Портнягин выступил в ночь с 24 на 25 июля 1804 г. Сначала все шло благополучно. Отряд миновал передовые неприятельские посты и уже приближался к персидскому лагерю, когда всадники Джафара наехали на пеший пикет, дали залп и подняли тревогу. Из персидского лагеря тотчас стала выезжать конница, а между тем гонцы полетели в Канакир к Баба-хану, и не прошло двух часов, как Портнягин стоял уже лицом к лицу со всей 40-тысячной персидской армией.

Наступила одна из тех страшных минут, когда начальнику приходится решать роковую дилемму: потерять ли оружие и сохранить жизнь сотням солдат или же сохранить честь оружия и заплатить за это сотнями жизней?

Портнягин выбрал последнее. Свернувшись в каре, он шаг за шагом стал отходить назад, окруженный и подавляемый в сорок раз превосходящим его неприятелем. Скоро вся артиллерийская прислуга выбыла из строя. Офицеры сами заряжали орудия и исполняли при них обязанности нижних чинов. Четырнадцать с половиной часов и на протяжении 20 с лишним верст шла непрерывавшаяся битва. Портнягин с честью вышел из этого критического положения и возвратился, потеряв 64 человека, но не оставил в руках неприятеля никакого трофея. Даже тела убитых были принесены в лагерь.

Донося о беспримерном отступлении Портнягина, Цицианов писал, «что оно превышает всякую победу, ибо как персидские войска, так и город, в виду коего сие происходило, увидели свое ничтожество».

Торжествуя победу заранее, персияне дали о ней знать эриванскому хану, и с крепости в честь ее весь день гремела салютационная пальба. Но к вечеру выстрелы смолкли. Эриванцы с удивлением увидели русское каре, возвращавшееся в стройном порядке, среди несметных окружавших его неприятельских полчищ.

Все эти отдельные геройские подвиги не могли изменить, однако, общего положения дел под Эриванской крепостью. Хан, опираясь на содействие персидской армии, упорствовал в сдаче города, а Цицианов, не имея осадных орудий, не мог принудить его к этому силой.

Между тем обстоятельства начали принимать для россиян все более и более неблагоприятный оборот. Вслед за сорокаградусной июльской жарой вдруг наступили холодные дождливые августовские дни. В войсках – значительная смертность.

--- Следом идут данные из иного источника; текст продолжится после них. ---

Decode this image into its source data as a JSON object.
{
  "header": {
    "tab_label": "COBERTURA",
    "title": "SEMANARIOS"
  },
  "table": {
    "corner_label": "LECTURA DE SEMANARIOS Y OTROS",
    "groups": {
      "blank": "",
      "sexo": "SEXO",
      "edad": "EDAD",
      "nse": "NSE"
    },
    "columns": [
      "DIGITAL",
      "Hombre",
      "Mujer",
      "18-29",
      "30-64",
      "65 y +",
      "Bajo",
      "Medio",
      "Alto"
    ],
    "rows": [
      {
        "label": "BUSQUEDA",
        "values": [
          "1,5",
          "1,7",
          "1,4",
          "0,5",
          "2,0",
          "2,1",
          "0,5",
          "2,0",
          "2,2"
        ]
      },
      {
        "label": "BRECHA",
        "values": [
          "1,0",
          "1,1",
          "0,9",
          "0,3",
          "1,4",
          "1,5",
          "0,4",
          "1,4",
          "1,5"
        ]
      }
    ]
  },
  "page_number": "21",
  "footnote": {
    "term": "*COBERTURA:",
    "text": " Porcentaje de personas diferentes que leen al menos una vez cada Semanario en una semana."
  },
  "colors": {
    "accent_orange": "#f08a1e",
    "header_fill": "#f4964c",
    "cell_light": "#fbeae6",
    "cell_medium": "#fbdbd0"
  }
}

Одной из многих жертв желчной горячки сделался тогда, к прискорбью всего отряда, и храбрый шеф 9-го егерского полка полковник Цехановский. О смерти Цехановского Цицианов донес «со стесненным сердцем». Он писал государю, что «так как 9-й егерский полк подвигами и попечением Цехановского доведен до высочайшей степени храбрости и исправности, то приемлет смелость просить о помещении в оный полк шефа, если не равного покойному Цехановскому, то ему подобного».

Бедствие усиливалось еще от недостатка провианта, который давно уже выдавался в половинном количестве. Его дополняли обыкновенно фунтом мяса, но в последнее время и мясо можно было добывать не всегда.

Персидская армия, не смевшая приближаться к россиянам на пушечный выстрел, тем не менее наводнила страну легкими конными партиями, которые пользовались каждой оплошностью, чтобы нападать на одиночных людей, на небольшие транспорты, на фуражиров и, можно сказать, держали россиян самих в блокаде.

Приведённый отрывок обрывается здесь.